そして面白かったことは、色々な方と情報発信の話をすると、知らず知らずのうちに必ずと言っていいほど

「とにかく来てほしい」「食べて欲しい」

という言葉に帰結することでした。

情報発信とは、情報の受け手に何かを「知ってもらう」「学んでもらう」手段です。それがなぜ「来てもらう」ことにつながるのか。これは、人の学び方の多様さにあるように思います。

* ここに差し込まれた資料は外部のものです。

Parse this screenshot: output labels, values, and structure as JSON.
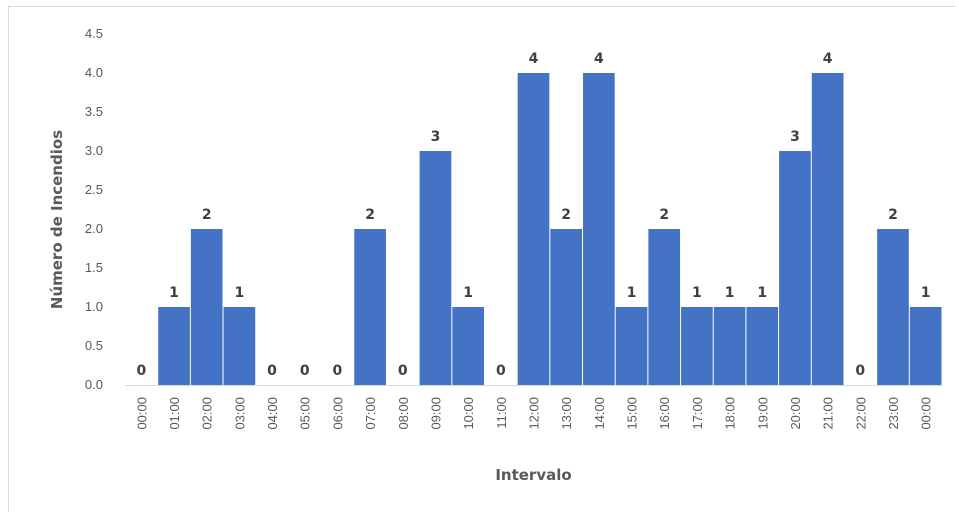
{
  "chart_data": {
    "type": "bar",
    "title": "",
    "xlabel": "Intervalo",
    "ylabel": "Número de Incendios",
    "ylim": [
      0,
      4.5
    ],
    "ytick_step": 0.5,
    "ytick_labels": [
      "0.0",
      "0.5",
      "1.0",
      "1.5",
      "2.0",
      "2.5",
      "3.0",
      "3.5",
      "4.0",
      "4.5"
    ],
    "grid": false,
    "legend": "none",
    "bar_color": "#4472c4",
    "categories": [
      "00:00",
      "01:00",
      "02:00",
      "03:00",
      "04:00",
      "05:00",
      "06:00",
      "07:00",
      "08:00",
      "09:00",
      "10:00",
      "11:00",
      "12:00",
      "13:00",
      "14:00",
      "15:00",
      "16:00",
      "17:00",
      "18:00",
      "19:00",
      "20:00",
      "21:00",
      "22:00",
      "23:00",
      "00:00"
    ],
    "values": [
      0,
      1,
      2,
      1,
      0,
      0,
      0,
      2,
      0,
      3,
      1,
      0,
      4,
      2,
      4,
      1,
      2,
      1,
      1,
      1,
      3,
      4,
      0,
      2,
      1
    ]
  }
}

マネジメントの創始者として有名なピーター・F・ドラッカーはその著書の中で、人には各々得意とする学び方がある、と書いています[1]Peter F. Drucker, “Managing Yourself”, Harvard Business Review.。学校の勉強のように読んだり書いたりして学ぶことが得意な方もいますし、経営者の中には、何かを書いたり人に語ることで学ぶ方も多いでしょう。

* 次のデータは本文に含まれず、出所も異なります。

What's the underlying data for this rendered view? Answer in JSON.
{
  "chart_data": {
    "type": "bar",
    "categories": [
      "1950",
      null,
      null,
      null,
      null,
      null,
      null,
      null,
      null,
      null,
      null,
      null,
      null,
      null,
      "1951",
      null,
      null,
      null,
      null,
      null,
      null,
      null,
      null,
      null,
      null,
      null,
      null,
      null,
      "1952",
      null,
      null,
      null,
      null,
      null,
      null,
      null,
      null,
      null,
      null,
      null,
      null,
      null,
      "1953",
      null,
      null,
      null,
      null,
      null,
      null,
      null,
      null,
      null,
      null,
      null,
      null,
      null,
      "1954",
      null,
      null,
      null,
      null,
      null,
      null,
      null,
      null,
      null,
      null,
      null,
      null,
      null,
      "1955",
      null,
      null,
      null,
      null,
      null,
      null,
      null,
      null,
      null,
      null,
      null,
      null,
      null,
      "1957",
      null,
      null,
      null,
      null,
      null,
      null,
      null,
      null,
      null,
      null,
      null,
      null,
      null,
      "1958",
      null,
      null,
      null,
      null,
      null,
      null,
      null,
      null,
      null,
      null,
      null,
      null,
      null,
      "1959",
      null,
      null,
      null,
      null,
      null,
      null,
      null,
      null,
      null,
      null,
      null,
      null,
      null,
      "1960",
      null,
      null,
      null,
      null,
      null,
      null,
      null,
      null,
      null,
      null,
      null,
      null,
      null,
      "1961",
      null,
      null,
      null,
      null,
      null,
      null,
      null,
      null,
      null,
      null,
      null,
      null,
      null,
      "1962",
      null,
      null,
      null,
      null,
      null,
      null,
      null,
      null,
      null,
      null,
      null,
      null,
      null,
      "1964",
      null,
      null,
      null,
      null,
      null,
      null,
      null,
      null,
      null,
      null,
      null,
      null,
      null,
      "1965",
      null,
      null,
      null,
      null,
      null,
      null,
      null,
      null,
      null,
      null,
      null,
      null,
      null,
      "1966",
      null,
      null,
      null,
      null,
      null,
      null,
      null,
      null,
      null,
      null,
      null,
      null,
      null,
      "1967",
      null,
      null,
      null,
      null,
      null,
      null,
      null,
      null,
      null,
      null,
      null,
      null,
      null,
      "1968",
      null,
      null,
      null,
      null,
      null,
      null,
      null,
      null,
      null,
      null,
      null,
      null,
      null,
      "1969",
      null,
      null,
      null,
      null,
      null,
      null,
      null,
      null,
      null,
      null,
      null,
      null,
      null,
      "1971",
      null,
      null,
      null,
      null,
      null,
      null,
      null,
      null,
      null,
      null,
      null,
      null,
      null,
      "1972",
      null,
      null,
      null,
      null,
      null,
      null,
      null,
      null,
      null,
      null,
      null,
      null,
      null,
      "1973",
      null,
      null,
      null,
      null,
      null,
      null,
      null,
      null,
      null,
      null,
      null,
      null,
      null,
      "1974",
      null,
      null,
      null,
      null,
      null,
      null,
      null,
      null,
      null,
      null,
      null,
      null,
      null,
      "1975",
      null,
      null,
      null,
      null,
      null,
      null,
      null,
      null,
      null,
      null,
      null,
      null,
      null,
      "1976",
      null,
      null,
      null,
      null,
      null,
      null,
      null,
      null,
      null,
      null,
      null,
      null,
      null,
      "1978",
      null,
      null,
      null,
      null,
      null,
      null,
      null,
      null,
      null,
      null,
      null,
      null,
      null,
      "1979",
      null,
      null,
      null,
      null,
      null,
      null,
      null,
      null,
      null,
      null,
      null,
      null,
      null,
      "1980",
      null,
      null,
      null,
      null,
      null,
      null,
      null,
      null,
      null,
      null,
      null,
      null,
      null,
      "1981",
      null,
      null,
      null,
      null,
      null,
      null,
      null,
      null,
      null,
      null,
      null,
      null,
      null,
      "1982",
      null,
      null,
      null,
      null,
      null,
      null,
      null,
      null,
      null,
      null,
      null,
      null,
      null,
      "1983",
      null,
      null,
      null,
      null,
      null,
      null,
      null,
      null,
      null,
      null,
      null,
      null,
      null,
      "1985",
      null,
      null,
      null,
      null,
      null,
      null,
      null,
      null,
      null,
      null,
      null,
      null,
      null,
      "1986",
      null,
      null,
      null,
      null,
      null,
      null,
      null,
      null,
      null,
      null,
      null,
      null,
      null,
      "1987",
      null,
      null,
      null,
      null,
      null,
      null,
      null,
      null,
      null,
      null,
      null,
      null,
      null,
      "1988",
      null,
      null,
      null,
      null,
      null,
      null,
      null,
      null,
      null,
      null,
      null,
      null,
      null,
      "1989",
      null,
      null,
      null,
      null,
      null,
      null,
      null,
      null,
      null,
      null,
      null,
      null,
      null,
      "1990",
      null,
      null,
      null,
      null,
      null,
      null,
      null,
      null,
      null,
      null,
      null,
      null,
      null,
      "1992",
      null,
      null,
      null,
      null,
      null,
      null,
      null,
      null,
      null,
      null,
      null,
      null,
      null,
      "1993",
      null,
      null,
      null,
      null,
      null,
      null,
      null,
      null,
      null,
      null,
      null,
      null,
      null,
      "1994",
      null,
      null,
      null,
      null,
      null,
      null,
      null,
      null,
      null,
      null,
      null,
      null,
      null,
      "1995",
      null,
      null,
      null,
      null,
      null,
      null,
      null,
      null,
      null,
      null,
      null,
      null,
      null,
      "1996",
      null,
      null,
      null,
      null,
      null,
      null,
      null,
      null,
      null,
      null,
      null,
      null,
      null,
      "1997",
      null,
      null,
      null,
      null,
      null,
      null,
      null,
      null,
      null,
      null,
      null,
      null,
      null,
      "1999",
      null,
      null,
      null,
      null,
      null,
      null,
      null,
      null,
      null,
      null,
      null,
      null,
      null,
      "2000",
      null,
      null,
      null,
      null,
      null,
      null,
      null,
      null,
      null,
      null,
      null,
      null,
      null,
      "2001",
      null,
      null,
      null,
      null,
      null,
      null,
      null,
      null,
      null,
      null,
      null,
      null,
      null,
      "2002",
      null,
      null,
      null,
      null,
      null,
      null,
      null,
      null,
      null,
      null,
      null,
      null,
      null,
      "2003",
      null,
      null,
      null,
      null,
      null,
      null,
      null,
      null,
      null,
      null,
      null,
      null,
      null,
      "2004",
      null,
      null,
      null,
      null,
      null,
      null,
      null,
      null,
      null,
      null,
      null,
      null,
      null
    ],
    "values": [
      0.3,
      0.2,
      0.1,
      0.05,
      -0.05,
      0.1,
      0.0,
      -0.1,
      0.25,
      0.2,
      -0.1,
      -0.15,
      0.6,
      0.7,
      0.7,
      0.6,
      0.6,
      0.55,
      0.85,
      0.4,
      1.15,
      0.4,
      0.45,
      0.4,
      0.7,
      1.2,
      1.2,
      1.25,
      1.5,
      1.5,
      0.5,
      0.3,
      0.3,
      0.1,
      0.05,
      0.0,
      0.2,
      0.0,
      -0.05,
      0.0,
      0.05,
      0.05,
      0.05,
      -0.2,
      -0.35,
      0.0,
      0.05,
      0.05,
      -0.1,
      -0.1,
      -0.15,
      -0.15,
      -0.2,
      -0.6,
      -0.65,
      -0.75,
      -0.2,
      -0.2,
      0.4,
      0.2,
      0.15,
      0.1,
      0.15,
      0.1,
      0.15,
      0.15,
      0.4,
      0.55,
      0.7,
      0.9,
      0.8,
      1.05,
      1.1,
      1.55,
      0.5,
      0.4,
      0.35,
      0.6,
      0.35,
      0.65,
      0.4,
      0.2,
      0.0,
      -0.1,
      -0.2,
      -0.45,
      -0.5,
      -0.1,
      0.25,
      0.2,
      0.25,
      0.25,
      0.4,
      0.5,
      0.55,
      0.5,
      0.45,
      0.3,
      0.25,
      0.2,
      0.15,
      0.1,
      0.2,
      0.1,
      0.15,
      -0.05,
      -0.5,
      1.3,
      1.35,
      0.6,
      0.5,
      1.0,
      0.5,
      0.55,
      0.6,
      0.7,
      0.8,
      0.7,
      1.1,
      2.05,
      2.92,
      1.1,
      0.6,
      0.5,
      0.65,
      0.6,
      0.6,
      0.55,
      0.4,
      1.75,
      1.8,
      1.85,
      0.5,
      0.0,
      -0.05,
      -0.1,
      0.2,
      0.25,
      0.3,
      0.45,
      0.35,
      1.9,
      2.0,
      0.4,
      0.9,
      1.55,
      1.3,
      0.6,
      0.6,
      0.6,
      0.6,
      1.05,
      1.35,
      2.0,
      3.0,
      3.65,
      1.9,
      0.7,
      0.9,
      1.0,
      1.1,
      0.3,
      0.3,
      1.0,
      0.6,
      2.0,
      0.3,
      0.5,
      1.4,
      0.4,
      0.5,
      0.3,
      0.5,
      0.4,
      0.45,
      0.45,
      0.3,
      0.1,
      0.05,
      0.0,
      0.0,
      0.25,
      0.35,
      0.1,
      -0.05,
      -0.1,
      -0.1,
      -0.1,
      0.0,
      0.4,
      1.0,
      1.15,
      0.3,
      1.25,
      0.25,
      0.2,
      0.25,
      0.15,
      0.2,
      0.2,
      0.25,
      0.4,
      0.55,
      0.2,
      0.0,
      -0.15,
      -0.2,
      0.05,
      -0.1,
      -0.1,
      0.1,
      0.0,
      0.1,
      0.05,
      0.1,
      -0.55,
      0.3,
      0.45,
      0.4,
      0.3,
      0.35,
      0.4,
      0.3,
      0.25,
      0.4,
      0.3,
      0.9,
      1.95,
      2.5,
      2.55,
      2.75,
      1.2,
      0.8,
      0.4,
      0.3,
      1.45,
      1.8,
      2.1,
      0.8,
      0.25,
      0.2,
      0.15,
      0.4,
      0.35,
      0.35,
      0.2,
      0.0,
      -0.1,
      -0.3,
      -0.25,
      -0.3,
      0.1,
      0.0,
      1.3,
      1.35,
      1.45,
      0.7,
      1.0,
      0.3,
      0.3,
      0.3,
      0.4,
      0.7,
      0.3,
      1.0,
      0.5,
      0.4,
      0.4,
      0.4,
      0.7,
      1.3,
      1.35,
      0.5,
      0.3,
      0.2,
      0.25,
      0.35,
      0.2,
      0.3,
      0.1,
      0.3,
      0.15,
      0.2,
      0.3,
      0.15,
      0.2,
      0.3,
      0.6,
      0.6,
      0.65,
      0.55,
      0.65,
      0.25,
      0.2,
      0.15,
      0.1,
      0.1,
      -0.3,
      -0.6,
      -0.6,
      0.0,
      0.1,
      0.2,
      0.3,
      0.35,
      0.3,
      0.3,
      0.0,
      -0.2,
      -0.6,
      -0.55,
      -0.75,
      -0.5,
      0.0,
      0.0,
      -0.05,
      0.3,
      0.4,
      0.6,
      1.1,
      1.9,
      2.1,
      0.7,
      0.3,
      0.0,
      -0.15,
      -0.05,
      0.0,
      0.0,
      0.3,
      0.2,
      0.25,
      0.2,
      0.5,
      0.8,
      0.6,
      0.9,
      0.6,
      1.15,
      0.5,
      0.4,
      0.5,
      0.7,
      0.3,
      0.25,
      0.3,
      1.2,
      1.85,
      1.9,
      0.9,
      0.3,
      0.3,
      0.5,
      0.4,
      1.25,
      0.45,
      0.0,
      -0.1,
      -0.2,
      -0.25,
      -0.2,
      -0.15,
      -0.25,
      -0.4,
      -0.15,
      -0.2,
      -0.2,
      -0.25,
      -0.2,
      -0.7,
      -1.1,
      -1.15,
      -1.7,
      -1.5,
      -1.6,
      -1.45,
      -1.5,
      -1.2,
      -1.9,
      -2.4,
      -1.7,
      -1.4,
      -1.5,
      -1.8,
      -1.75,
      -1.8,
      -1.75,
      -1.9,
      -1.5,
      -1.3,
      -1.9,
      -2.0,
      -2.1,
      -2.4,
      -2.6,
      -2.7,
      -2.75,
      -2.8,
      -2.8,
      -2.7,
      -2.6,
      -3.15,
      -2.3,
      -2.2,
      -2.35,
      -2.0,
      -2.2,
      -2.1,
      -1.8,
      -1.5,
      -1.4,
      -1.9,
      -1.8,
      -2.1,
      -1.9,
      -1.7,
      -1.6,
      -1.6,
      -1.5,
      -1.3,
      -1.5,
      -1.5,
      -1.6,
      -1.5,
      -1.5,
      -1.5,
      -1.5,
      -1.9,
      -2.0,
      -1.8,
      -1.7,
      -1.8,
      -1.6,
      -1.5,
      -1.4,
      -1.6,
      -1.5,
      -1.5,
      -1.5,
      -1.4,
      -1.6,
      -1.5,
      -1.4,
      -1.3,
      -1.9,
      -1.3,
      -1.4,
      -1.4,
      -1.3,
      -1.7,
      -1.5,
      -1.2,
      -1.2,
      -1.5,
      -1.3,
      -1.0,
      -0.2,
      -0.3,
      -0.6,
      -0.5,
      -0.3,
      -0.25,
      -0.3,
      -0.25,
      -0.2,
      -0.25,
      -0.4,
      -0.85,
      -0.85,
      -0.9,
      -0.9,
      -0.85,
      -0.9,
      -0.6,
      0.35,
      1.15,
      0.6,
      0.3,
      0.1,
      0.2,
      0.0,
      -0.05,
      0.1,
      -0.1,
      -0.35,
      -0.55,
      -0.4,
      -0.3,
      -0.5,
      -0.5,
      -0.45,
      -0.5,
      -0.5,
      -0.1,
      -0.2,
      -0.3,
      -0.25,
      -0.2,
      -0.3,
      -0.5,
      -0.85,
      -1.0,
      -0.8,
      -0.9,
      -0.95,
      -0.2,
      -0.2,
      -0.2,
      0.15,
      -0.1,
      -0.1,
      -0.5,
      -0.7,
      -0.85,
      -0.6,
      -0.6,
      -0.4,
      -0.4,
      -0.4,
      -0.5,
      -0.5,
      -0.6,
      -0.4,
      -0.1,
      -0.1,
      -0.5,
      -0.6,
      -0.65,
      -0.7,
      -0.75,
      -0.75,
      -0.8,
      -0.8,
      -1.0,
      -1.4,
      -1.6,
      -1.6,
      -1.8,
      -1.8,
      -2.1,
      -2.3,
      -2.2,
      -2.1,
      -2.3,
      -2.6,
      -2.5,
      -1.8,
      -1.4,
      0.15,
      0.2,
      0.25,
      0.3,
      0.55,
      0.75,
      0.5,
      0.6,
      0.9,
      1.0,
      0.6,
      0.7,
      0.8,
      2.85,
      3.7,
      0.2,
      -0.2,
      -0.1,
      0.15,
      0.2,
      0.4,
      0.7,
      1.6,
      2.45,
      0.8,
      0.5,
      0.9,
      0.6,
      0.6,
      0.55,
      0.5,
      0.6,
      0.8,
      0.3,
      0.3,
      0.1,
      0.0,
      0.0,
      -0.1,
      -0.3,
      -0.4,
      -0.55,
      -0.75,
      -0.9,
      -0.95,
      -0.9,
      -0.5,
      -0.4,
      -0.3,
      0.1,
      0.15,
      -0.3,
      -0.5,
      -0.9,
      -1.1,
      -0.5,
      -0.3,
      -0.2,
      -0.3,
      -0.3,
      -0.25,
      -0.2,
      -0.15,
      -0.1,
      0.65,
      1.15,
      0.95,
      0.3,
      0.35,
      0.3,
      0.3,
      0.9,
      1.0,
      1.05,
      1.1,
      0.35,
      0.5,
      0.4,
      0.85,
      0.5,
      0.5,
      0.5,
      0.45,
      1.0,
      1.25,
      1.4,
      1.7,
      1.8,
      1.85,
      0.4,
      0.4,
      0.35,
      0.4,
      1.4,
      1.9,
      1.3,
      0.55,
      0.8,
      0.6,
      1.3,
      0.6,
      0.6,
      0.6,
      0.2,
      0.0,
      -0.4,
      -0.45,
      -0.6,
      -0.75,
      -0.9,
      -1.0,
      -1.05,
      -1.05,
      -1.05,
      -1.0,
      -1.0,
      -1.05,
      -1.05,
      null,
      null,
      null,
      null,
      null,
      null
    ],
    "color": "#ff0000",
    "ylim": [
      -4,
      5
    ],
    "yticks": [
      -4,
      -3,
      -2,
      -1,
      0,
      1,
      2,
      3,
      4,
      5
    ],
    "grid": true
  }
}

そして学び方はそれだけではありません。福島に関わる方には、「食べて」「育てて」「作って」「してあげて」学ぶことが得意、そんな方が特に多いように思います。このような方々に情報を届けるためには、その学び方に合わせた発信が必要なのではないでしょうか。

「受信者が行動する」情報発信

それは「情報発信の結果、人が来る」のではなく、人が来て、食べて、作業をしてもらうこと自体が情報発信の「手段」なのだ、という発想の転換も必要ではないか、ということです。

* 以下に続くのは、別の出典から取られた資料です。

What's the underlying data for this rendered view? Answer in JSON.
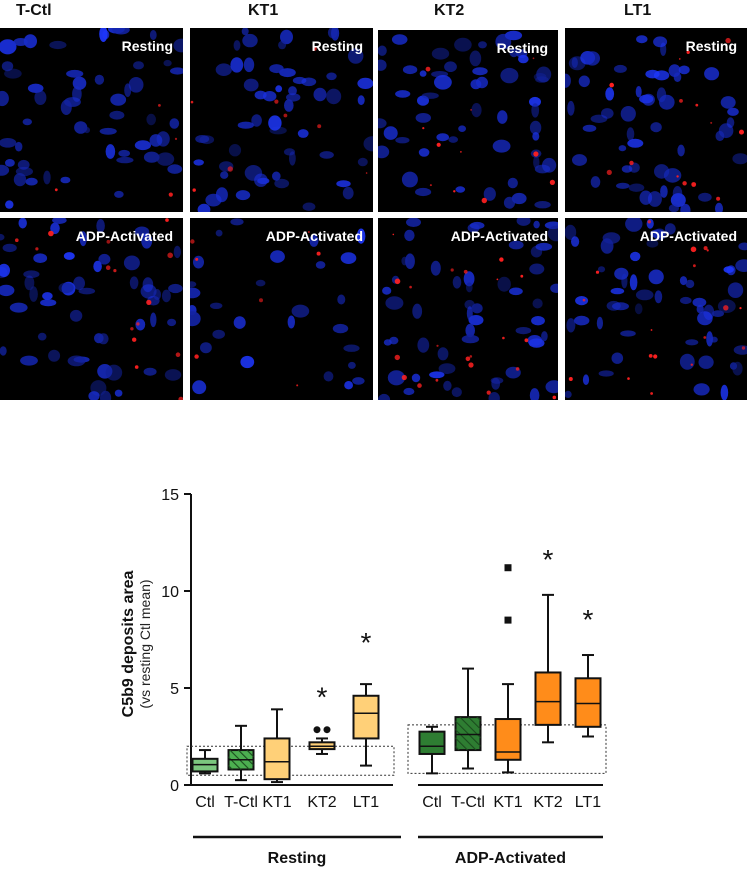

今、情報発信と言えば文字や絵、動画で発信するといった、受信者が受け身のものが大半です。しかしいくら有名YouTuberを呼んでも、その発信は「書いて学ぶ」人や「喋って学ぶ」人、ましてや「食べて」「作って」「育てて」「してあげて」学ぶことが得意な人と言った、能動的な学びが得意な方には届かないのではないでしょうか。WebページやYouTubeにこれだけ多くの発信がなされていてもなお、多くの方が

「情報発信が足りない」

と感じるのは、このある意味偏った情報発信のせいなのかもしれません。

世の中にフェイクニュースが氾濫し、流される文字や映像の持つ価値は不安定なものとなっています。そんな今だからこそ、私たちは“してもらう”という情報発信を真剣に考えるべきなのかもしれません。

脚注

脚注
1 Peter F. Drucker, “Managing Yourself”, Harvard Business Review.

越智小枝Sae Ochi

Profile
東京慈恵会医科大学臨床検査医学講座 主任教授
1974年生まれ。東京医科歯科大学卒。都立墨東病院医長などを経て、インペリアルカレッジ・ロンドンで公衆衛生を学び、東日本大震災を機に被災地の医療と公衆衛生問題に取り組んでいる。